Hebrew University archaeologists have revealed an ancient path in Jerusalem believed to date back to the time of King Solomon, along with structures including a gateway and the foundation of a building. Dr. Eilat Mazar, the leader of the archaeological dig, said the findings match finds from the time of the First Temple.
The latest find includes a 70-meter long and six-meter-high stone wall, a small house adjacent to a gateway leading to what was once the royal courtyard, a building that served city officials, and a tower that overlooked the Kidron river.
According to Mazar, the wall is likely to be the wall built by King Solomon. “This is the first time a building has been found that matches descriptions of the building carried out by King Solomon in Jerusalem,” she said.

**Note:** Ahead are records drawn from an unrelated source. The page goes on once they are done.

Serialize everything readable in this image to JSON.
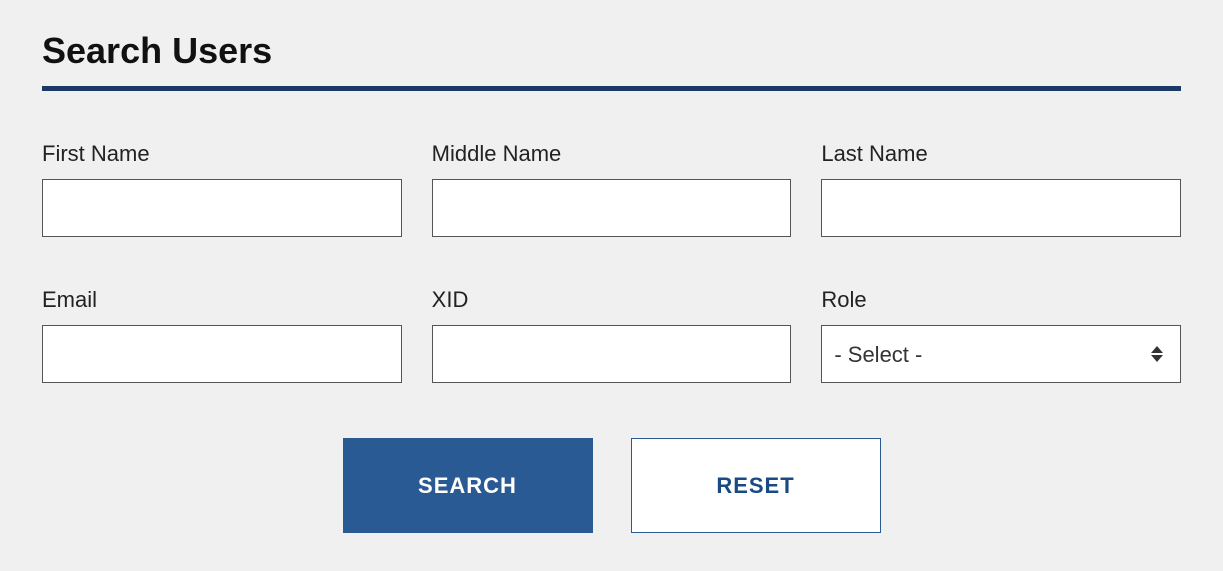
{
  "page": {
    "title": "Search Users"
  },
  "form": {
    "fields": {
      "first_name": {
        "label": "First Name",
        "value": ""
      },
      "middle_name": {
        "label": "Middle Name",
        "value": ""
      },
      "last_name": {
        "label": "Last Name",
        "value": ""
      },
      "email": {
        "label": "Email",
        "value": ""
      },
      "xid": {
        "label": "XID",
        "value": ""
      },
      "role": {
        "label": "Role",
        "selected": "- Select -"
      }
    }
  },
  "buttons": {
    "search": "SEARCH",
    "reset": "RESET"
  }
}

The third chapter of the Biblical book of Kings describes King Solomon building “his own house, and the house of the L-rd, and the wall of Jerusalem round about.” The wall testifies to relatively advanced engineering capabilities, archaeologists said. It runs through historic Jerusalem, between the City of David and the Temple Mount.
The article from Israel National News cites pottery as the basis for dating the wall to the 10th century B.C., the time of David and Solomon. The article mentions ‘LMLK’-type inscriptions on some of the pottery handles and includes a few photos of the finds.
This is an early report and not (yet) a published find, but we’ll keep following it. If the dating holds up, this could be significant. Many scholars have argued that 10th century Jerusalem was poor and rustic, with its ‘kings’ being no more than regional chieftains. The Bible, of course, records a powerful monarchy ruling over distant territories from this city. Powerful monarchs build powerful structures from the wealth and manpower at their disposal. Chieftains can only build smallish structures with their limited resources. This is why the massive fortifications at little 10th century Khirbet Qeiyafa are so significant – only a powerful central authority could have built them.
Anyone going to Jerusalem later this year should be able to see this new wall with its related structures.
Update: Todd Bolen indicates this may not be a new discovery, but a re-excavating and re-dating of an old one.